On connaît la suite. Lors du défilé destiné à présenter au peuple ces magnifiques habits neufs, tous les sujets de l’Empire vont donc se trouver confrontés à une situation à la fois paradoxale et très délicate pour eux. Chacun peut en effet voir par lui-même que le roi est nu, mais – du fait du dispositif idéologique habilement mis en place  par les deux tailleurs – c’est en croyant simultanément qu’il est le seul à le voir. Chacun est donc contraint – si du moins il ne veut pas courir le risque de passer pour un dissident potentiel – de prétendre officiellement qu’il voit  autre chose que ce qu’il voit réellement (c’est là, vous le reconnaîtrez, la meilleure définition  possible d’un idéologue en mission, qu’il s’agisse pour lui de «démontrer» que le niveau des élèves monte ou que celui de la délinquance baisse).

La morale cachée de ce petit conte – dont le rebondissement final nous rappelle qu’on ne saurait «tromper tout le monde tout le temps» –  c’est donc que le désir de combattre pour la vérité («le roi est nu», «Dreyfus est innocent», «le Goulag existe» etc.) suppose toujours, chez ceux qu’il anime, au moins deux vertus indissolublement liées.

La première, c’est la capacité psychologique d’accepter la vérité telle qu’elle est chaque fois que nous l’avons effectivement sous les yeux; et cela quand bien même cette vérité serait de nature à déranger nos certitudes les plus confortables, jusqu’à nous conduire à vouloir en organiser le déni («Il ment comme un témoin oculaire» aimaient plaisanter les Soviétiques pour décrire ce principe de fonctionnement de toute pensée idéologique).

La seconde, c’est d’avoir le courage moral (et parfois physique) d’affronter publiquement – alors qu’il serait pourtant si simple de faire comme si de rien n’était et de continuer à vivre tranquillement – la haine envieuse de tous ceux qui, pour une raison ou une autre, ont un intérêt  personnel à nier telle ou telle vérité (ne serait-ce, par exemple, que pour continuer à jouir de leurs privilèges médiatiques ou universitaires).
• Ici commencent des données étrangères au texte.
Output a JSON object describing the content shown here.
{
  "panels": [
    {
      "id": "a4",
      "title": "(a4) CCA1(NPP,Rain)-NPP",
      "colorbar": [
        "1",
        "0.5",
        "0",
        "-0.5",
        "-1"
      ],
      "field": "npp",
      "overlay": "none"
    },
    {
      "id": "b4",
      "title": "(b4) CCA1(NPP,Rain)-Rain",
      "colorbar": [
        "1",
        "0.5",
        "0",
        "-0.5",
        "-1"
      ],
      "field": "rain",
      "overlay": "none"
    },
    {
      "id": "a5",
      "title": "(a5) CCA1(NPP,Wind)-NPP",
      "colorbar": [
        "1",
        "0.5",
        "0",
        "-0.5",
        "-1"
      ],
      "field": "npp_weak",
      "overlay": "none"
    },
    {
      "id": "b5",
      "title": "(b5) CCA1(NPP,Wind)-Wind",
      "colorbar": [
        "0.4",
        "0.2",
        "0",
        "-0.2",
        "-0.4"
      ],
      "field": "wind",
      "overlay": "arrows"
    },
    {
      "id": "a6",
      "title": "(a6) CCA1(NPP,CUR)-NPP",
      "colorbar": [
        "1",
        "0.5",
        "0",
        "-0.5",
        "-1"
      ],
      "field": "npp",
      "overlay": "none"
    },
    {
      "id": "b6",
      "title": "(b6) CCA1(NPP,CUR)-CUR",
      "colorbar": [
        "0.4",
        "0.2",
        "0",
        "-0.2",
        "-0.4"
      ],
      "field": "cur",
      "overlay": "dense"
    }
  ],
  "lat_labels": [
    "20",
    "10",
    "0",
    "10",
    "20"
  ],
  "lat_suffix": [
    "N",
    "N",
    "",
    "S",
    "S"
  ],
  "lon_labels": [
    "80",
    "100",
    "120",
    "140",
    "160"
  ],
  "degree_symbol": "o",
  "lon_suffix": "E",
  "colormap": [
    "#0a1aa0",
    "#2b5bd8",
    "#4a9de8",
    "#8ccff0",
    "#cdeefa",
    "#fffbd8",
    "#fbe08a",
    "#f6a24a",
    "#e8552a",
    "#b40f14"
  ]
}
Inutile de préciser que Simon Leys – tout comme, avant lui, Pasolini et George Orwell – possédait au plus haut point ces deux vertus fondamentales (ce sont celles, en somme, qui rendent quotidiennement possible ce que Liu Xiaobo appelle la «vie dans la vérité»).

On ne doit pas chercher plus loin les raisons qui ont conduit la police de la pensée de l’époque – elle se renouvelle malheureusement de génération en génération – à lui faire si chèrement payer le prix de cette indomptable liberté d’esprit. Pour autant, la certitude déprimante qu’un esprit libre devra toujours affronter, tôt ou tard, les calomnies et les manœuvres de tous les partisans de «ces petites idéologies malodorantes qui rivalisent maintenant pour le contrôle de notre âme» (Orwell) ne devrait dissuader personne de servir honnêtement la vérité. Après tout, qui se souvient  encore, aujourd’hui, des Alain Bouc ou des Michelle Loi? Pas même leurs innombrables clones devenus pourtant plus  puissants que jamais.